St Lucia, KwaZulu-Natal

Time for City Power to help Eskom cut use

We read “mining companies forced to cut their electricity use by 20 percent”; “the only users likely to have reduced their consumption were those with standard load reduction contracts with Eskom” and then, the usual “it needed voluntary savings of 10 percent from residential customers” (Business Report, May 16.)

When and where is City Plonkers (Power) going to come to the table to assist? How many street lights do you see when driving around that are on during the day – hundreds?

Perhaps your reporter Londiwe Buthelezi could provide an answer to what the cost of electricity being used for one street lamp fitted with a twin bulb is per hour? This will assist and guide us in a way to then work out the cost/waste generated by the above management and its board of directors, both of which are incompetent.

A Mills

Broederstroom

Ideological differences or racial polarisation?

Eye-catchingly, the light-orange highlighted letter in the middle of the Opinion & Analysis section (Business Report, May 12) has a heading “White business cuts back to survive”. Below it, editor Ellis Mnyandu’s article has a heading “SA making progress but racial polarisation a hindrance”.

Both the letter and the article make valid points. Yet I wonder if black and white South Africans mistake many ideological differences for “racial polarisation”? I believe most ordinary South Africans voted based on the example set by political parties rather than their manifestos.

The example set by the ANC since 1994 has been that of wealth distribution, be it grants, housing, water and so on.

Their biggest failure (not counting the Nkandla scandal) has been corruption. Yet corruption is a negative side-effect of an attempt to distribute wealth.

This term, the ANC has promised to intensify distribution, with a focus on land and private business.

The DA sets its example in the Western Cape, where it achieves the best-run province and municipalities year after year. It shuns the “perks” that the “ministerial handbook” allows it, and openly and harshly disciplines party officials who step out of line.

The DA wants to grow the economy by creating more small to medium-sized enterprises, and by growing existing private businesses by creating a (much more) business-friendly environment.

Although the Economic Freedom Fighters (EFF) has not yet been able to set an example, its leader, Julius Malema, has a reputation for his extreme views on distribution. His call for distribution without compensation was not only a vote-catching catch-phrase, but is a well-known ideal.

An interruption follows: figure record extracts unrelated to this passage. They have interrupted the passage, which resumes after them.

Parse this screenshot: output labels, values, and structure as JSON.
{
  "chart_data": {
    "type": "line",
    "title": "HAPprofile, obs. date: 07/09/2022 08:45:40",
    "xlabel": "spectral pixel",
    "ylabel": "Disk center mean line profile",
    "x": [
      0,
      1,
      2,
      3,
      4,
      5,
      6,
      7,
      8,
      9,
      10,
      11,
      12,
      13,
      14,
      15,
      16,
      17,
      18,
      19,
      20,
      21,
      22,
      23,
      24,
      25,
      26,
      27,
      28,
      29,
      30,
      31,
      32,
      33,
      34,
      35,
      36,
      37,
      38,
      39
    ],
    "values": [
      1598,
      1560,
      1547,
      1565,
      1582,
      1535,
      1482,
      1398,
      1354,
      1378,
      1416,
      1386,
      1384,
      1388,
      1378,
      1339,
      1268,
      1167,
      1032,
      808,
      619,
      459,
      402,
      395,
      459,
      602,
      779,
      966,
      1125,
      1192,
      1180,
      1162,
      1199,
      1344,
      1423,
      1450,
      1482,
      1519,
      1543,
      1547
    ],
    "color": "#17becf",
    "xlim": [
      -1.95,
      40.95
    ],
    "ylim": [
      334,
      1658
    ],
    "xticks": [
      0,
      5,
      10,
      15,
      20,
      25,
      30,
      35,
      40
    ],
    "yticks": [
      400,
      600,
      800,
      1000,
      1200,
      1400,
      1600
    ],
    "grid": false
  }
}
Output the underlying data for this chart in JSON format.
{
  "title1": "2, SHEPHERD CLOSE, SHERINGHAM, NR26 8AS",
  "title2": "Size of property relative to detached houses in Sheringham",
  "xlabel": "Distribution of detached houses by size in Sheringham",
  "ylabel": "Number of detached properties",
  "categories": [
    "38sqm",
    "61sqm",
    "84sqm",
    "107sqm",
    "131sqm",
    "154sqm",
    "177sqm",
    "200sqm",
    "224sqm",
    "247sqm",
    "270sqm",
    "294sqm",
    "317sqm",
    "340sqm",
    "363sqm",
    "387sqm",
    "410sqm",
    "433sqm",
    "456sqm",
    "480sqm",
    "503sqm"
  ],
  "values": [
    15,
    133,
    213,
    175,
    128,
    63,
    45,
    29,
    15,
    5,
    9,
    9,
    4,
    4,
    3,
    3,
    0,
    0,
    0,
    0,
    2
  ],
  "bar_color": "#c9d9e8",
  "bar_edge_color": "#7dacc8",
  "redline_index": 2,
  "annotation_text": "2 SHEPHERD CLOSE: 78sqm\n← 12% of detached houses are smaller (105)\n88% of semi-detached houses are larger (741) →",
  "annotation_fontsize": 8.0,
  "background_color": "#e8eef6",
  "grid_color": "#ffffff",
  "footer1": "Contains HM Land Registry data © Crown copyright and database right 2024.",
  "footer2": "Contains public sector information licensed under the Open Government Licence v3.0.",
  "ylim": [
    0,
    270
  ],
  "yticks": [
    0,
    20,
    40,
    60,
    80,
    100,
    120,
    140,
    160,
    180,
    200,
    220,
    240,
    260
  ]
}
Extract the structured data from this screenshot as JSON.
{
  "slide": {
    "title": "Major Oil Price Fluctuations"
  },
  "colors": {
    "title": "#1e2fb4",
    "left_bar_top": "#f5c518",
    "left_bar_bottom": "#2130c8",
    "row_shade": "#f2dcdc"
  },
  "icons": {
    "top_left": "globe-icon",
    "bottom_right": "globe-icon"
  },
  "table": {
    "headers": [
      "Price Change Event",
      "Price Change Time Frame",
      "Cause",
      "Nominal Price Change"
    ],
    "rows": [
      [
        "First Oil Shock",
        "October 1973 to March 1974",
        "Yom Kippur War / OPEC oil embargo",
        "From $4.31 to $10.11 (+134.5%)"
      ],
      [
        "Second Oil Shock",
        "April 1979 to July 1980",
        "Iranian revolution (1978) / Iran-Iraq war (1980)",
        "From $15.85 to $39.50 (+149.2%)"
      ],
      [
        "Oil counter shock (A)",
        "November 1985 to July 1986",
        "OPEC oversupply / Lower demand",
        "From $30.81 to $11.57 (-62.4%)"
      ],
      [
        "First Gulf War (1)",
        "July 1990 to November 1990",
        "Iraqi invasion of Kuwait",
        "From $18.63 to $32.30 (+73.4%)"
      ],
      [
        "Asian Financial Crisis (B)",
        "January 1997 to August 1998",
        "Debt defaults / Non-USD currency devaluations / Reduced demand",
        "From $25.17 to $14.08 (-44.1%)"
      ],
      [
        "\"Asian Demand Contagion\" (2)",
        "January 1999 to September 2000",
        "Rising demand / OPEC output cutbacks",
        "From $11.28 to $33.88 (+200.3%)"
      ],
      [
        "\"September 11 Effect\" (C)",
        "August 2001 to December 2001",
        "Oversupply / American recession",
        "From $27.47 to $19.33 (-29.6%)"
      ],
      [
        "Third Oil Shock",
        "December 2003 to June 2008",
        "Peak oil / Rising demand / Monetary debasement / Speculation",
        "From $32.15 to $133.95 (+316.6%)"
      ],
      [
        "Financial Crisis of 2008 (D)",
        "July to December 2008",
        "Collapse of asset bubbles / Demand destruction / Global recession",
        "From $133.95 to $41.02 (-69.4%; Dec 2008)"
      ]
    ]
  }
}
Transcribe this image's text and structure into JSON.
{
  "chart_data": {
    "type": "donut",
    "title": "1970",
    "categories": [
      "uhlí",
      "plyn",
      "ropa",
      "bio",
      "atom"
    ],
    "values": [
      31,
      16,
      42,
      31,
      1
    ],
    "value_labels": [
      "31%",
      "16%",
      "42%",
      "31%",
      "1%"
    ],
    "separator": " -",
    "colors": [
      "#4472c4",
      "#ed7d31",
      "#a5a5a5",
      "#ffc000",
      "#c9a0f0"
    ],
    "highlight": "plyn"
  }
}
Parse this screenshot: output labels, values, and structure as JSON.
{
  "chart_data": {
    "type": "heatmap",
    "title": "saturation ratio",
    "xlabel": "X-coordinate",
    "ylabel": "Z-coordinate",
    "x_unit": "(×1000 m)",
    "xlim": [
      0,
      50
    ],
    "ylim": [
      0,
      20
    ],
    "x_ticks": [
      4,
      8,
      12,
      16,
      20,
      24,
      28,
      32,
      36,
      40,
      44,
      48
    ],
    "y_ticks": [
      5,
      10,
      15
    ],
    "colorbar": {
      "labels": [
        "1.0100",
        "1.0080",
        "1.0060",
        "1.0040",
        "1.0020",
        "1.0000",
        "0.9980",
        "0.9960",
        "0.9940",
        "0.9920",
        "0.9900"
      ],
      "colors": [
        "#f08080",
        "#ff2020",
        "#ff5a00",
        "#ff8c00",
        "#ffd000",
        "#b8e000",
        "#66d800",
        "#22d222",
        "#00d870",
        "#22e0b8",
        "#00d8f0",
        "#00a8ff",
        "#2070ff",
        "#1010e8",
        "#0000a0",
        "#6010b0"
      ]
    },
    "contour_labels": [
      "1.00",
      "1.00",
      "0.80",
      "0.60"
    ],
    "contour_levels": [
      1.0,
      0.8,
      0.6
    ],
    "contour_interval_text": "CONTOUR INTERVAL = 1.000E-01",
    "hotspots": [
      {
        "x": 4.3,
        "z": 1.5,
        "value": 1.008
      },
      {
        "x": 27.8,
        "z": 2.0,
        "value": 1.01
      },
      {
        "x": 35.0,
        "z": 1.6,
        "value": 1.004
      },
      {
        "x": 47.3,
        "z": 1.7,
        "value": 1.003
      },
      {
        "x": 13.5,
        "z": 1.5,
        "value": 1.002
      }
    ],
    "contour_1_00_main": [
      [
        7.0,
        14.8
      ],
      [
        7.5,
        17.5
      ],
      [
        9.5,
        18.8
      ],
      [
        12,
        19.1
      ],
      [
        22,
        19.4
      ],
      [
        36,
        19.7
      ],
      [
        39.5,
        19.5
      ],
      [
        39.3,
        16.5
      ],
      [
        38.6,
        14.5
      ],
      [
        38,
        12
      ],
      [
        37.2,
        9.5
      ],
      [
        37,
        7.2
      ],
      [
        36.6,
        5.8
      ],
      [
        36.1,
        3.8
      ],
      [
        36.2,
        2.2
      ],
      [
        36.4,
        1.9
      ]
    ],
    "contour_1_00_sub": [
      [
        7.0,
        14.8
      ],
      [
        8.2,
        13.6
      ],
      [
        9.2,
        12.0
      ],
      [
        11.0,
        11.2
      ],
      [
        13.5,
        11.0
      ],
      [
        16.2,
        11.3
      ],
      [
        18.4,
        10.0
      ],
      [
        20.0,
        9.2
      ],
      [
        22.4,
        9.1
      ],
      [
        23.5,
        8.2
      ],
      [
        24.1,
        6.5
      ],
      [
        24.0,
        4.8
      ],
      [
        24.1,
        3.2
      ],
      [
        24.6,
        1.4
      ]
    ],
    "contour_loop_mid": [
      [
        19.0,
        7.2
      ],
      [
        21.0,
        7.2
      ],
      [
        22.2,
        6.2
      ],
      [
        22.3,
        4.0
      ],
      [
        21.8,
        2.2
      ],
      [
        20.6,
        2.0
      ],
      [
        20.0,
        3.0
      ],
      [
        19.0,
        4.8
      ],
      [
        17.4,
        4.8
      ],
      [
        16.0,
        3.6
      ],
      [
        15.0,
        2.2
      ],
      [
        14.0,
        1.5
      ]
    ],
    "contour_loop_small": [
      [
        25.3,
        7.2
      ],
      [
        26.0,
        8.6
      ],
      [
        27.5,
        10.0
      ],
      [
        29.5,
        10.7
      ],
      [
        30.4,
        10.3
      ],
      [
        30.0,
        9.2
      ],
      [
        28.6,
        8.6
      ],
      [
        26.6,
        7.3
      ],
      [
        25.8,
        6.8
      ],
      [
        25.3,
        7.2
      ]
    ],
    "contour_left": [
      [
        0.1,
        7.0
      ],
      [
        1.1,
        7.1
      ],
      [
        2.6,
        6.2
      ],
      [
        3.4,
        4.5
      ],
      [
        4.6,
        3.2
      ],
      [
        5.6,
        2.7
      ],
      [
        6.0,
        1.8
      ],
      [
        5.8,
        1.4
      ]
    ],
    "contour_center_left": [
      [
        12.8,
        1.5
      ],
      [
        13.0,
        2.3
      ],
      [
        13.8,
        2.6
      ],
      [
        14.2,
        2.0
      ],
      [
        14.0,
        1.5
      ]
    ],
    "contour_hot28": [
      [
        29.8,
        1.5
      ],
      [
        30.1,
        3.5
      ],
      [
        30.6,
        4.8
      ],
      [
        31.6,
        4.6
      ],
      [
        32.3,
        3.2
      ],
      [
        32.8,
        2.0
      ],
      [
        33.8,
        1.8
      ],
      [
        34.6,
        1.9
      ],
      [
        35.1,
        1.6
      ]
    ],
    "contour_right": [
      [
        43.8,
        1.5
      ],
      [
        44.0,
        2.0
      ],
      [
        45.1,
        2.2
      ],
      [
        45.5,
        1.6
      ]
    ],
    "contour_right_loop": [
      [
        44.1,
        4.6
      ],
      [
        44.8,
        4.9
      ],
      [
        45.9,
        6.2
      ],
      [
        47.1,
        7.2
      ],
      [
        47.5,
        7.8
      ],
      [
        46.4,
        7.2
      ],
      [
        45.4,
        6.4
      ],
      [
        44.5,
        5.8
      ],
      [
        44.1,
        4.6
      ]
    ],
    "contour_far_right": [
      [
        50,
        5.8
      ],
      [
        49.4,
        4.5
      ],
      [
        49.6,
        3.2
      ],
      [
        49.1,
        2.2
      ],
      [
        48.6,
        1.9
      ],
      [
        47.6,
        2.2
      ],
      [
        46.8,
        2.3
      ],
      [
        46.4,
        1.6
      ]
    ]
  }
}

White South Africans are attracted to the private business model of the DA, simply because the private sector is the only space left to them where they can not only survive, but grow and contribute.

Mostly, these white South Africans are attracted to the ideal of limitless wealth creation, and appalled at the prospect of their hard-earned assets being “distributed”.

It seems black South Africans are attracted to the ANC and EFF because it is almost impossible to create wealth from nothing – the legacy of apartheid left them without assets or skills. Once they do acquire assets and skills through distribution, then they can start to create wealth for themselves.

For South Africa to move forward, both the ANC and the EFF should start kicking fully grown birds (those “formerly disadvantaged” South Africans who have started creating their own wealth) out of the nest.